What is hepatorenal syndrome?

Answer 29

Hepatorenal syndrome occurs in liver cirrhosis. Hypertension in the portal system leads to dilation of the portal blood vessels, stretched by large amounts of blood pooling there. This leads to a loss of blood volume in other areas of the circulation, including the kidneys. This leads hypotension in the kidney and activation of the renin-angiotensin system. This causes renal vasoconstriction, which combined with low circulation volume leads to starvation of blood to the kidney.

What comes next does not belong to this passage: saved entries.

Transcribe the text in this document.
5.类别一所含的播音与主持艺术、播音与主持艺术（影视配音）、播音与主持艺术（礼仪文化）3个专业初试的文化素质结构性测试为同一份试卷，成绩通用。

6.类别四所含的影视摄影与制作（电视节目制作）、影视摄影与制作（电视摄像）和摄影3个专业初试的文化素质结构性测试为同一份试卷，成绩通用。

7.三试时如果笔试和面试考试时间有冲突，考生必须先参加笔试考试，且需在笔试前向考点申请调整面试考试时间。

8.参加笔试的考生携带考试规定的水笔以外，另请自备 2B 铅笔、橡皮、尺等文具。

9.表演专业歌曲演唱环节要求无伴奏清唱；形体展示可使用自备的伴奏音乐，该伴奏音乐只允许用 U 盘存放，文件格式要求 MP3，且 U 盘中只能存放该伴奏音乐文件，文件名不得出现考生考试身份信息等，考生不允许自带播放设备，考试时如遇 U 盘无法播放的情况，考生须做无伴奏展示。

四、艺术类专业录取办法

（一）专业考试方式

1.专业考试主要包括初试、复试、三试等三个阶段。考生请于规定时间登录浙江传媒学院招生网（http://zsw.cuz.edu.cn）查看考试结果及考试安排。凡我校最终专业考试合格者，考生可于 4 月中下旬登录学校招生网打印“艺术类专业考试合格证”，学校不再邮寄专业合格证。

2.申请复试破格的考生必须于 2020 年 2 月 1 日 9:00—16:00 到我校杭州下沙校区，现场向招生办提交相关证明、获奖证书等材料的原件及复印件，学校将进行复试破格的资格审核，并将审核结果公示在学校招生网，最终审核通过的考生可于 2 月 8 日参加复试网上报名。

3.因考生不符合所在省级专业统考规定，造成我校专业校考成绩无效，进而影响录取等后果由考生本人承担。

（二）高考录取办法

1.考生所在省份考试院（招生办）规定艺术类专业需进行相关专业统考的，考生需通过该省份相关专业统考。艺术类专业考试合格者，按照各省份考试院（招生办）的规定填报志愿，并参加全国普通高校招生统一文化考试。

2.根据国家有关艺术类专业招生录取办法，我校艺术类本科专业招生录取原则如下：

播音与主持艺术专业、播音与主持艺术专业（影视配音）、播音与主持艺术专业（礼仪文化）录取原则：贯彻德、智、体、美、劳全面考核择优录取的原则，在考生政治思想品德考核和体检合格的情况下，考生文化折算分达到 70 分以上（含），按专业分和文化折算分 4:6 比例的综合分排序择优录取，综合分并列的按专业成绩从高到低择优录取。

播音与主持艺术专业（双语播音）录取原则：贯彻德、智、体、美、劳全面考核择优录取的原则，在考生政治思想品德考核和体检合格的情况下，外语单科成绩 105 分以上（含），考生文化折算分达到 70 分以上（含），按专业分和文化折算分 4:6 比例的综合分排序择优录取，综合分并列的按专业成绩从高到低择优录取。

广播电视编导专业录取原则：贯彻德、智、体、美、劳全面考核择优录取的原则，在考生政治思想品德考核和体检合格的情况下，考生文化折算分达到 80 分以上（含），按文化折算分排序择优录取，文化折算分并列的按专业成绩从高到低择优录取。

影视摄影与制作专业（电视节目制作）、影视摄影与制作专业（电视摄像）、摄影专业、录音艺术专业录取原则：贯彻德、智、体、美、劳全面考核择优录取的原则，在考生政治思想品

This leads to rapid deteriorating kidney function. Hepatorenal syndrome is fatal within a week or so unless liver transplant is performed.

Question 30

What causes hepatic encephalopathy?

Answer 30

thought to be caused by the build up of toxins that affect the brain. One toxin that is particularly worth remembering is ammonia, which is produced by intestinal bacteria

Question 31

How does ammonia build up

Answer 31

the functional impairment of the liver cells prevents them metabolising the ammonia into harmless waste products. Secondly, collateral vessels between the portal and systemic circulation mean that the ammonia bypasses liver altogether and enters the systemic system directly.

Question 32

How does hepatic encephalopathy present?

Answer 32

Acutely, it presents with reduced consciousness and confusion. It can present in a more chronically with changes to personality, memory and mood.

Question 33

Hepatic encephalopathy precipitating factors

Answer 33

Constipation
Electrolyte disturbance
Infection
GI bleed
High protein diet
Medications (particularly sedative medications)

Question 34

Management of hepatic encephalopathy

Answer 34

Laxatives (i.e. lactulose) promote the excretion of ammonia. The aim is 2-3 soft motions daily. They may require enemas initially.
Antibiotics (i.e. rifaximin) reduces the number of intestinal bacteria producing ammonia. Rifaximin is useful as it is poorly absorbed and so stays in the GI tract.
Nutritional support. They may need nasogastric feeding.